Apocalypse 12, RFC 254
I haven’t finished reading all 20 pages (twenty!), but Apocalypse 12 is out detailing the object system design of Perl 6. I was somewhat surprised to see that my RFC 254, Class Collections: Provide the ability to overload classes, was included with a PSA of “abb” (Problem “Accepted wholeheartedly”, Solution and Acceptance “Accepted with a few ‘buts’”). It seems like ages ago that I wrote that RFC; I remember writing it from the brand new Cnation offices in the Fall of 2000, but it seems like I was a different person back then. Amazing how time flies.
There’s probably more about it later in the Apocalypse, but the first reference to the issue is on page 3:
Where possible, class names are treated polymorphically, just as method names are. This powerful feature makes it possible to inherit systems of classes in parallel. (These classes might be inner classes, or they might be inner aliases to outer classes.) By making the class names “virtual”, the base classes can refer to the appropriate derived classes without knowing their full name. That sounds complicated, but it just means that if you do the normal thing, Perl will call the right class instead of the one you thought it was going to call. :-)

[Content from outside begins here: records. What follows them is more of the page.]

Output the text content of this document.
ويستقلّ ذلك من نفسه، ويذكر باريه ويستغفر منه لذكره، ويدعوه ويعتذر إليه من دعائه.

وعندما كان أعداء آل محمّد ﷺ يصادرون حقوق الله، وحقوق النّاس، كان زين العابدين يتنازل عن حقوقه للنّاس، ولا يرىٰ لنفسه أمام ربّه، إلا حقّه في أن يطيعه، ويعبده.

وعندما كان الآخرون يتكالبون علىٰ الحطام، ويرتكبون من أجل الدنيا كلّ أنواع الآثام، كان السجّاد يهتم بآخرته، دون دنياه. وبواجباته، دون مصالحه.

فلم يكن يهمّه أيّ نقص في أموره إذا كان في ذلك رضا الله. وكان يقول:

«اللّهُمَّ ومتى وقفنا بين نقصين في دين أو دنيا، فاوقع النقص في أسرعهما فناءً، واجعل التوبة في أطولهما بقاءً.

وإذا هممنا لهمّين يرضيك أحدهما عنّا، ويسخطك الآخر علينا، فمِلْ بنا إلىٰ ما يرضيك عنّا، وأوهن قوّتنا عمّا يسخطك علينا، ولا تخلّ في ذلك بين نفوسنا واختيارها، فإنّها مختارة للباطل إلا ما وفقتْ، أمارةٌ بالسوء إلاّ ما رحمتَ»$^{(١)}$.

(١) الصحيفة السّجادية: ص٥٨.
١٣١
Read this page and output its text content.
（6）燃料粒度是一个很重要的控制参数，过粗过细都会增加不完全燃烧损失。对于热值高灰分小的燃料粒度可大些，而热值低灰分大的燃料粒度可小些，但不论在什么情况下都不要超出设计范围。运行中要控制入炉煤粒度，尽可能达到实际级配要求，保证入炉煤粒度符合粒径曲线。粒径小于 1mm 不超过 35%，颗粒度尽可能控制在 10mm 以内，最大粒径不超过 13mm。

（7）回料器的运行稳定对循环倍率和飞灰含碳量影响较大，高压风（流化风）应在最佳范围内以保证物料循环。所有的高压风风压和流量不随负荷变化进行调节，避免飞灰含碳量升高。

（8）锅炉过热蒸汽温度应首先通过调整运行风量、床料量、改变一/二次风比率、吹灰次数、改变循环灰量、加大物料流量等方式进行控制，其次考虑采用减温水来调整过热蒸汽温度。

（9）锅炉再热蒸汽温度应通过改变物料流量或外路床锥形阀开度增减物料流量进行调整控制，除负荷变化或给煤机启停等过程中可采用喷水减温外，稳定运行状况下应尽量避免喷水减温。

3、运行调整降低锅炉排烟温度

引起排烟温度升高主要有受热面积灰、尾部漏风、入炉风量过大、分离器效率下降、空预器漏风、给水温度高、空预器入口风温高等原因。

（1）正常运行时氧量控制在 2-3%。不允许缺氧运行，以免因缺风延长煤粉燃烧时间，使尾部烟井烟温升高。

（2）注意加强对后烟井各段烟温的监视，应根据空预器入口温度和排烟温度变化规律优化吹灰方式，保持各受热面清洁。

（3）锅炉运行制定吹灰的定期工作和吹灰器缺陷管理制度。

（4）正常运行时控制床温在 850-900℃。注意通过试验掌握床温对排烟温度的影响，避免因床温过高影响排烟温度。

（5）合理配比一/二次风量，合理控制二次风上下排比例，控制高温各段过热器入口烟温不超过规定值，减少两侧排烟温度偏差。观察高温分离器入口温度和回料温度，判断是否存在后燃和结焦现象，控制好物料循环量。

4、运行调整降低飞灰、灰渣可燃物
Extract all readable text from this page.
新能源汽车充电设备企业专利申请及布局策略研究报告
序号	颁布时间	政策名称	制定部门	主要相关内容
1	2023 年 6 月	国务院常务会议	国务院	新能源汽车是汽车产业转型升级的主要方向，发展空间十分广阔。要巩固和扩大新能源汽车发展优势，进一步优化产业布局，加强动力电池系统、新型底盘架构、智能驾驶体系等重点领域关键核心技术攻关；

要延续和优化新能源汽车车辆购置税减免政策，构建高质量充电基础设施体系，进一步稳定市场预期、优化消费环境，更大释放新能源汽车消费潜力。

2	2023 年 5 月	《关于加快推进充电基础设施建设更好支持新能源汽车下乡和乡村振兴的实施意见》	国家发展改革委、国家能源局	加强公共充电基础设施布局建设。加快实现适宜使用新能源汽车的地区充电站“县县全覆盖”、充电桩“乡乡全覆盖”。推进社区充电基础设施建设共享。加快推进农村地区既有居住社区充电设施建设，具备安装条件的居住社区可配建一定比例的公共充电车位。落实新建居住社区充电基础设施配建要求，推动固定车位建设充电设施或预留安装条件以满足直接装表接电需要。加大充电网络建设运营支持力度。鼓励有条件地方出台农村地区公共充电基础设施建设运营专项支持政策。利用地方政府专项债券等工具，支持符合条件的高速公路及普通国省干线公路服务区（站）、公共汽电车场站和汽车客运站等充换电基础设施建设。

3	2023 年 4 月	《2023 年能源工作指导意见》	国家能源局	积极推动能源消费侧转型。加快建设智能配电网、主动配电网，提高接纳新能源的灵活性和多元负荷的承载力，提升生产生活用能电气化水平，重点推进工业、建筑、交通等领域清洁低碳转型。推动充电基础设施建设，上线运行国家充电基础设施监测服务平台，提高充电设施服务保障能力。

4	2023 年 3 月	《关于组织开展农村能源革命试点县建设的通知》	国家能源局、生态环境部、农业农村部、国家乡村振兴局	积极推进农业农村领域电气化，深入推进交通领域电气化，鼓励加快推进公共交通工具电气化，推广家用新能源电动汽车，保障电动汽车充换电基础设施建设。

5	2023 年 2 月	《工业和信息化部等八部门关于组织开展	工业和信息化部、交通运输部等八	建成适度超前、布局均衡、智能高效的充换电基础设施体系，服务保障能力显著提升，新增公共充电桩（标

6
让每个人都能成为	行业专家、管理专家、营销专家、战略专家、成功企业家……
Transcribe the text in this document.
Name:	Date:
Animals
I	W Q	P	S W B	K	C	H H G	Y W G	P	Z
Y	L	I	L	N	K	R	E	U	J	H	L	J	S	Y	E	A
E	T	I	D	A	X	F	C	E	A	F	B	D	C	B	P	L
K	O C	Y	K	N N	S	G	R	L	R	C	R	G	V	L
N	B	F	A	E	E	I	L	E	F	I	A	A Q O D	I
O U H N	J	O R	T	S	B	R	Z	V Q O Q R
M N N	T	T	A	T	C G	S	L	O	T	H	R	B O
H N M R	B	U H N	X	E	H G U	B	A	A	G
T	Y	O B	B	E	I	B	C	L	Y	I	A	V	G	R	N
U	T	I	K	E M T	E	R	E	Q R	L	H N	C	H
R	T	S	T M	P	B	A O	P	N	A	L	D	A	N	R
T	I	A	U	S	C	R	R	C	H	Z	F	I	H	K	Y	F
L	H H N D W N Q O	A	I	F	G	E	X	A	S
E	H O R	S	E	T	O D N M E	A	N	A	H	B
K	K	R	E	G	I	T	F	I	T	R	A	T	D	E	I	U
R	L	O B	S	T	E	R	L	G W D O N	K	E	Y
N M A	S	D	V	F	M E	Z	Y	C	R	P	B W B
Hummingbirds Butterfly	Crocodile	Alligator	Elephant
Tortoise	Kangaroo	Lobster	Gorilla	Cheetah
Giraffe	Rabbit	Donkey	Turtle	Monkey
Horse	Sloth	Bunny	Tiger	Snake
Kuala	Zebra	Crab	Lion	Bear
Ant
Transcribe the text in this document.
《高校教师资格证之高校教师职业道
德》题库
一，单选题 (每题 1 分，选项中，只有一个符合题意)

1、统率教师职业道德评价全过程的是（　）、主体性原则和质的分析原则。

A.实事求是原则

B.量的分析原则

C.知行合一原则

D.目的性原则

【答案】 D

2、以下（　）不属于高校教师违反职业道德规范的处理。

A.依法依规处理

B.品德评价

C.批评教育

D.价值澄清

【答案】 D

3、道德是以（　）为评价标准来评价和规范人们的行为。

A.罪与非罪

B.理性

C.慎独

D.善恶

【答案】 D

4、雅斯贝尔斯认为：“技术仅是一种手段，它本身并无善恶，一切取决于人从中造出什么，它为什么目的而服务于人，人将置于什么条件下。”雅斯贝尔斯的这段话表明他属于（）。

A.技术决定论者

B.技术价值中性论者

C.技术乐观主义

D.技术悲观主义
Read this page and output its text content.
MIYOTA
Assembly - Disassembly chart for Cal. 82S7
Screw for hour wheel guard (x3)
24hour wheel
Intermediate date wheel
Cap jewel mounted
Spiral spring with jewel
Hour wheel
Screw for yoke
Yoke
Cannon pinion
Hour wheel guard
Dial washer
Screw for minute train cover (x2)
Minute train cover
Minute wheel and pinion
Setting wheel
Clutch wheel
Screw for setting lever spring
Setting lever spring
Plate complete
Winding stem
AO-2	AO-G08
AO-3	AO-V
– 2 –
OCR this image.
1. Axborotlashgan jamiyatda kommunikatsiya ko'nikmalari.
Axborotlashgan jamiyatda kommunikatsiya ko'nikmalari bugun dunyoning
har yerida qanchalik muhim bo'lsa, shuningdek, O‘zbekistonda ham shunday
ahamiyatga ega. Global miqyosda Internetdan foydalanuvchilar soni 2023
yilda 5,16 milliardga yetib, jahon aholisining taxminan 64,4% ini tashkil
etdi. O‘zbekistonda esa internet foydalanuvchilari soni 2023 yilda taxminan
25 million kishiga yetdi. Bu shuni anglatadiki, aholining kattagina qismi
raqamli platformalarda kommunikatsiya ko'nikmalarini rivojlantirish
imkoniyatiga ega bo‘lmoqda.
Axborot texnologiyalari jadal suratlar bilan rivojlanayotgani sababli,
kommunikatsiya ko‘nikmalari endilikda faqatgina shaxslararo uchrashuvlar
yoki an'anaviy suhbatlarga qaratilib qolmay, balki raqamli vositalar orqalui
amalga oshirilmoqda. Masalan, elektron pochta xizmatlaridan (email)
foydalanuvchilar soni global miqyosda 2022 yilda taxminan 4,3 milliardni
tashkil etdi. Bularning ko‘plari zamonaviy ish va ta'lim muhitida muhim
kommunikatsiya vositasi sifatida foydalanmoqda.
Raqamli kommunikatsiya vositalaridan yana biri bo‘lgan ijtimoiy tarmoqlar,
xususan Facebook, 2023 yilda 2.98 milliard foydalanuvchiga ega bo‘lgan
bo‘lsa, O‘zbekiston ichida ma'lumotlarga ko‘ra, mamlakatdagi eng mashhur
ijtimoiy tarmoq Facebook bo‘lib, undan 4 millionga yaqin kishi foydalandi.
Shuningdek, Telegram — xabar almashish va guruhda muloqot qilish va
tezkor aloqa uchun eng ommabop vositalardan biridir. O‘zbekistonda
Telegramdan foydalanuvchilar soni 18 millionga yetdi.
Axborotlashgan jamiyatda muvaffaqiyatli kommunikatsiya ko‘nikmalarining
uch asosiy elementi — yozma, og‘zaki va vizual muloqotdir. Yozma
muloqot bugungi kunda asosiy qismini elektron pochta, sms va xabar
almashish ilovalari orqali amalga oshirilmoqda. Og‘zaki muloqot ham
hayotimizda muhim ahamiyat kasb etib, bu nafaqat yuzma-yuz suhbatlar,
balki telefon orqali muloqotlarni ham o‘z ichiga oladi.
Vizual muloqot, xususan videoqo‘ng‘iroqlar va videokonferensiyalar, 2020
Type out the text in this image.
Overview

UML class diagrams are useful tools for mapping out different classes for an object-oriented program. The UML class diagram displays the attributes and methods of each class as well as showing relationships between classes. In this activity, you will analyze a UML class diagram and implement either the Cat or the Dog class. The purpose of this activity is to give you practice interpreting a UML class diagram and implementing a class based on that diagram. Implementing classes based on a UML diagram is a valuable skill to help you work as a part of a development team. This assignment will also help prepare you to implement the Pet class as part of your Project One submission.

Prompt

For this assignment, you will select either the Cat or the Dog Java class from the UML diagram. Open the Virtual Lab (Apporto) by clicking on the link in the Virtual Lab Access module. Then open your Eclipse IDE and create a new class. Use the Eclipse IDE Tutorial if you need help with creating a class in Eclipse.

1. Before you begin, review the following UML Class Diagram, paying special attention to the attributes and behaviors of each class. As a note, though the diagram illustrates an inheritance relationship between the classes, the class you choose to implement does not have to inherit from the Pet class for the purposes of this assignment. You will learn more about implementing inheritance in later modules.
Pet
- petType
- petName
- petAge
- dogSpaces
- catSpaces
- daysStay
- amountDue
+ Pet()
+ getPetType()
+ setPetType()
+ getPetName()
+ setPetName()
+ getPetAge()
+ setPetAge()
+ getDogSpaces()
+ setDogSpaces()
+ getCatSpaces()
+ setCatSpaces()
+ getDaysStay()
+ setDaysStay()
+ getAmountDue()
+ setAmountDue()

At least I think that’s referring to my RFC. The Apocalypse is so dense, I’m often not entirely sure what’s going on. Some of it has the frightening edge of unfamiliarity, such as this gem:
In other words, Perl 6 distinguishes:
$obj.method ($x + $y) + $z # means $obj.method(($x + $y) + $z)
from
$obj.method($x + $y) + $z # means ($obj.method($x + $y)) + $z
Yes, this is different from Perl 5. And yes, I know certain people hate it. They can write their own grammar.
Craziness, but definitely a good kind of craziness. Despite wanting to feel that white-space sensitivity is just wrong, I suspect this will help DWIMery. It’s going to take a lot of time to absorb all of this, though. Hopefully the corresponding Exegesis won’t be too far behind.